No DF, teve início este ano uma operação integrada de combate ao crack ¿ cujo consumo excessivo dá, ao viciado, uma expectativa de vida de apenas cinco a 10 anos. A Secretaria de Segurança Pública identificou 64 pontos de tráfico do entorpecente, especialmente no centro de Brasília, no Paranoá e no Recanto das Emas. A situação é mais grave no DF devido à constatação, em análises técnicas, de que os narcóticos vindos de plantações bolivianas estão entre mais nocivos à saúde. Eles são misturados com querosene, gasolina, solução de bateria de veículos e até hormônio para a engorda de gado.

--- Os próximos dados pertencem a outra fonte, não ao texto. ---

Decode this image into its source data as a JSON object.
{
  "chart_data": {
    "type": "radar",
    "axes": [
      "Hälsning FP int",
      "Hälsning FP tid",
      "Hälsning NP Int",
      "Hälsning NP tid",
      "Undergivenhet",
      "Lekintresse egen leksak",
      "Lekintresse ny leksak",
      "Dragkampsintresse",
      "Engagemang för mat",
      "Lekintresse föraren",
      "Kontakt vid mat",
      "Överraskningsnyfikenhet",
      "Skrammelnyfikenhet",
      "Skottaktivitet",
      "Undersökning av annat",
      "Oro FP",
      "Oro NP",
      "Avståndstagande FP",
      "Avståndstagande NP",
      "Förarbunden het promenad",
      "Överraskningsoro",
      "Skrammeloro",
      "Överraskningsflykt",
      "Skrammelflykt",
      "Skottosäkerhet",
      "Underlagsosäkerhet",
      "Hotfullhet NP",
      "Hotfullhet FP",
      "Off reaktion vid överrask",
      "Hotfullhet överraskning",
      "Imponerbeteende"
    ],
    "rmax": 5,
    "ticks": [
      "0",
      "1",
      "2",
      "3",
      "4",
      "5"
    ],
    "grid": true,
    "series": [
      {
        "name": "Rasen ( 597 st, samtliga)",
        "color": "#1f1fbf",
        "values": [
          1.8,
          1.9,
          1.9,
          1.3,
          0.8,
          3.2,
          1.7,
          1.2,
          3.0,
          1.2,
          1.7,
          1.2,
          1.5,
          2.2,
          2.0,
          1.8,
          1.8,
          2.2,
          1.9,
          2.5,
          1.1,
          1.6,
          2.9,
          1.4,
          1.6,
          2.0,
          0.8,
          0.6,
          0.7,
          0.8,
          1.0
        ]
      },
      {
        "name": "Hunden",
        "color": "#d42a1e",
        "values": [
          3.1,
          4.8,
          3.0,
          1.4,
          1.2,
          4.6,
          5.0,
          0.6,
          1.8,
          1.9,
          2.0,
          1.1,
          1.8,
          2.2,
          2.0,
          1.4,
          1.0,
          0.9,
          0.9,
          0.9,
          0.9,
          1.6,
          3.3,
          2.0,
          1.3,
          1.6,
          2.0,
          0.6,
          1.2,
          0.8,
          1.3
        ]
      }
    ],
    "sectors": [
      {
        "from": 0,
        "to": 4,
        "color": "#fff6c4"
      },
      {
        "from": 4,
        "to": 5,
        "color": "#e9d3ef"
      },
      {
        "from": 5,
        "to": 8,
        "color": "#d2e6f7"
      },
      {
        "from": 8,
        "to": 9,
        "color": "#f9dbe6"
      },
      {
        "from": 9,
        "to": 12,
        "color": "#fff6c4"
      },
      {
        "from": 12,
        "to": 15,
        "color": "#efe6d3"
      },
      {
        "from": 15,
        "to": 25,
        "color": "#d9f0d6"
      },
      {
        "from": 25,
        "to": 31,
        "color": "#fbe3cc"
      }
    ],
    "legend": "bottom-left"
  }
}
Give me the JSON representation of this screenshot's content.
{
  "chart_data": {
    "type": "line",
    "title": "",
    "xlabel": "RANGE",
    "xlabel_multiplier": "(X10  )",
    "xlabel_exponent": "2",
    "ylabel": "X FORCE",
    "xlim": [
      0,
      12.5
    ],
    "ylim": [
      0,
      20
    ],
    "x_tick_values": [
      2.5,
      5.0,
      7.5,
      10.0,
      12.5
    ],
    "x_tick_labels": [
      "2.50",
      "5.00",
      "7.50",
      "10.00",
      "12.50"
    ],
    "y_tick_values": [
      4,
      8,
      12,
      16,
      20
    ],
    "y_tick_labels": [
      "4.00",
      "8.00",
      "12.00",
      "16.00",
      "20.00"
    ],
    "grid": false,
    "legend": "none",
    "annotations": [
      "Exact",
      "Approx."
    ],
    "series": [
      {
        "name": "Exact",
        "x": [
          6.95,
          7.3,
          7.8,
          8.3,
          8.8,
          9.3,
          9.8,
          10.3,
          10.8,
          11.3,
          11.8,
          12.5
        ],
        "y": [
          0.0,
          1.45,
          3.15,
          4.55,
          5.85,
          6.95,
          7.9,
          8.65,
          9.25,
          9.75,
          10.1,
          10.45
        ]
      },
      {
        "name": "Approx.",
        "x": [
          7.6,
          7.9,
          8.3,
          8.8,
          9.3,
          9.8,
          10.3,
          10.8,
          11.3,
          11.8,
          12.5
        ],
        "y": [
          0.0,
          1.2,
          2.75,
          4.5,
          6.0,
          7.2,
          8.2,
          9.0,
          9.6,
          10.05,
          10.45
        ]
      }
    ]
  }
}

É preciso que organizações não governamentais, associações de parentes de vítimas e, sobretudo, autoridades públicas se empenhem nas ações contra o narcotráfico e no acompanhamento dos dependentes químicos. Maior controle sobre a fronteira, aeroportos e pistas clandestinas ajudaria a estrangular o transporte ilegal. Apenas entre 2000 e 2007, a quantidade de laboratórios de pasta-base de cocaína pulou de 630 para 4,1 mil na Bolívia. Todo o esforço deve ser empreendido no intuito de salvar jovens e adultos que continuam perdendo a luta para o vício.